“I wonder how many cows he has,” Nancy, the wife, said while stocking a shelf in the bedroom with her unpacked hardcover books.
“I don’t know, but more than a few I guess. There’s usually at least fifteen or twenty visible back there,” by which I meant Jim’s Dad’s ranch behind the house.
“You think they, you know, eat them?”
“Well, I don’t think they’re training them for the Olympic track and field team. Eating cows is one thing you do with them.”
Nancy grimaced a bit.
“But maybe they just raise them and sell them. Who knows.” And then switching gears I said, “Oh, he said the road in front of the house just dead ends up there,” as if it were a fascinating bit of Arkansas lore, but it wasn’t and Nancy pretty much ignored it.

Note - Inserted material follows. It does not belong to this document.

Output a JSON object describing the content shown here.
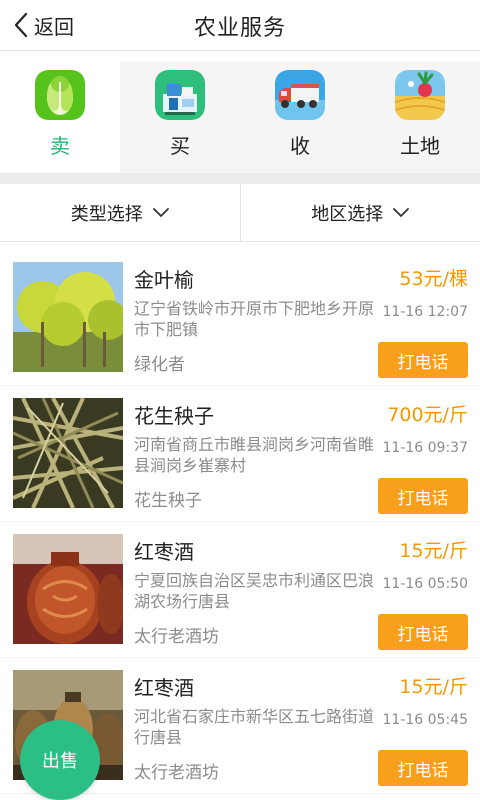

“I have to run into town for some stuff,” she said, while breaking down a now empty box. “You want to come?”
“Nope. I think I might actually jog.”
“Jog?” she said, feigning surprise. “Been a while since you did that.”
“Yeah, too long, but the weather’s nice and my waistline isn’t. Not after all the junk food we had to eat in the hotel for two weeks straight. Jim said that road dead ends about a quarter mile up the way, so I figure if I jog that back and forth eight times I should get in close to two miles.”
Jogging is one of those things I hate having to do, but generally enjoy doing once I manage to force my lazy ass into running shoes. I’m by no means a “runner” though. I’ve never trained, per se, or entered a race. I don’t wear any special running gear, or use running apps, or read magazines about running, or even really think or talk about it. It’s just something I do to keep my stubborn high blood pressure in check and, for some reason, also seems to be the only thing that keeps my gut in check as well.
Nancy gave a honk on the car horn as she pulled away. I waved and then started trotting up the dirt road in the opposite direction. The road was rocky underfoot, but not enough to cause much concern, and it was twisty, too, but with wide, predictable bends. A forest of tall pine trees and brush flanked one side of the road and to the other Jim’s ranch stretched out in gently rolling hills, peppered with several of his cows. I eventually took to calling Jim’s Dad’s ranch just “Jim’s ranch” because I’ve still never met his dad and, well, it’s just easier to say “Jim’s ranch.”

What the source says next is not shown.